Now, some hawkish groups and activists are studying ways to deepen the pressure on Iran. The latest case in point comes from the American Enterprise Institute, an influential Washington think tank that nurtures neoconservative policy analysis and that played a key role in establishing the case for invading Saddam Hussein's Iraq. Last week, AEI launched a project called Global Investment in Iran: Interactive that aims to summarize major investments in Iran by country, company, and sector. Using data from publicly available sources, AEI cites more than $150 billion in contracts as well as government and private lines of credit since 2000. Most dramatically, AEI says, in 2007 to date more than $45 billion in new business dealings with Iran have been reported. Most investments have gone into the oil and gas sector, construction, military, and transportation.
The clear policy implication of the effort is that highlighting investment flow into Iran will focus attention on using economic levers to pressure it. "Iran is deeply tied in to the rest of the world" economically, says Danielle Pletka, vice president for foreign and defense policy studies at AEI.
Some U.S. officials were surprised at how U.S. Treasury Department measures against a single bank in Macao that held suspect North Korean accounts led to a broader shunning of Pyongyang by international financial institutions, cutting off its ability to make financial transfers across borders in at least some cases. The experience appears to have whet the administration's appetite for tightening economic pressure on Iran.
So far, the administration has sent officials across Europe and Asia to urge governments and financial institutions not to issue credit guarantees or lines of credit to Iran, citing the U.S. dollar's central role in international transactions--and worries over Iran's nuclear weapons program and alleged ties to terrorist groups--as justification. That trend was already evolving before the administration's recent lobbying; Germany's export credits for Iran are said to have dropped by more than one third last year.
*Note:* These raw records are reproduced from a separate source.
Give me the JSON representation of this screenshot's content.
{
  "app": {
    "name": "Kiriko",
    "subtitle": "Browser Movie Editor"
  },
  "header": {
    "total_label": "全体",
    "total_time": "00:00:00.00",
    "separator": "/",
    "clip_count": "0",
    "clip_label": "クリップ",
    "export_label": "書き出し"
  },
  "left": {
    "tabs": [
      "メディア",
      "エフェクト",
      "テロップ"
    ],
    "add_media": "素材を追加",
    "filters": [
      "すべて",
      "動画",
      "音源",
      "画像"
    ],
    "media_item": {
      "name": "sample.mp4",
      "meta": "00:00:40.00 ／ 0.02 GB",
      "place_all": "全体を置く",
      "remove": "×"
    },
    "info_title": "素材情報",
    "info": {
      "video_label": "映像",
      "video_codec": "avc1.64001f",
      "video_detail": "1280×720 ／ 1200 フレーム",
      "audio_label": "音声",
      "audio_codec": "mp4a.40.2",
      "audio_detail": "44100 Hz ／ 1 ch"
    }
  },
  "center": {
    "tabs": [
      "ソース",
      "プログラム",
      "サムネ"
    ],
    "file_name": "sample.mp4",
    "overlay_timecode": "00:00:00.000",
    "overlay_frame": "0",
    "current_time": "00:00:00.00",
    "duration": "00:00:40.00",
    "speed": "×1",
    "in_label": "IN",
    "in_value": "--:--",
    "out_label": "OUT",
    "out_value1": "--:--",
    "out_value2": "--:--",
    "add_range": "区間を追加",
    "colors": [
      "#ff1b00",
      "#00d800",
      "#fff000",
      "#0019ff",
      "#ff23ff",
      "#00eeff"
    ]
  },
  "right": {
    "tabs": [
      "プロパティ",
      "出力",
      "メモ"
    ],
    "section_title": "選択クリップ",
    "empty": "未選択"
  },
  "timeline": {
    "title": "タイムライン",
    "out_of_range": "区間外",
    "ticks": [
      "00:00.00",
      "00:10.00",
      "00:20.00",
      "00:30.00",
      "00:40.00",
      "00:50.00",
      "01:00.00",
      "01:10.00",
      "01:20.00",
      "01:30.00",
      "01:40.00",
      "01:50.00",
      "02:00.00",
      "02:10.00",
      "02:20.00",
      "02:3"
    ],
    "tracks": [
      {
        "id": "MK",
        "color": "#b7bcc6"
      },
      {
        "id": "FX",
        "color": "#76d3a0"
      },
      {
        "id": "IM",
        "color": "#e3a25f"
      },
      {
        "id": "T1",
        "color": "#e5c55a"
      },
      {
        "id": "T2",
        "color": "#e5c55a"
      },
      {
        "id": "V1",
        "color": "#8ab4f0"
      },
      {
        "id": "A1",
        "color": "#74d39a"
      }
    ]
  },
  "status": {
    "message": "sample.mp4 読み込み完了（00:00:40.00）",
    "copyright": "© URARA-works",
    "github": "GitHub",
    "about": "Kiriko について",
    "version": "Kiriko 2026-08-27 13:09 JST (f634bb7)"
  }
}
Under Secretary of State for Political Affairs Nicholas Burns, in an interview earlier this year, said the U.S. thinking on Iran is: "You need to do more to make an impact on them." The administration has also told some companies that large energy investments in Iran risk being targeted by unilateral U.S. sanctions--a prospect that has angered some European executives and government officials. But some lawmakers on Capitol Hill are pressing the administration to do just that.
Treasury and State Department officials have also reportedly urged some European firms to hold off on investing in Iran's gas and oil sector. Iran's production capacity in oil has fallen as foreign companies have, over the years, showed reluctance to do business there. Iran's state-dominated economy is also thought to be vulnerable by dint of huge economic subsidies for some staples and for gasoline--one fourth of its overall national output. Efforts to raise gasoline prices and introduce gasoline rationing are hugely unpopular, and Tehran has had trouble paying public sector workers, including teachers. Despite large revenues from oil exports, "the Iranian government is very tight on money," says one proponent of economic pressure, Patrick Clawson, a Middle East analyst at the Washington Institute for Near East Policy.
The movement is not all of Washington's making. In the United States, Missouri has moved to divest from companies doing business in Iran. New Jersey, Florida, and California are looking at similar measures. Some in the administration are hoping the campaign will take off.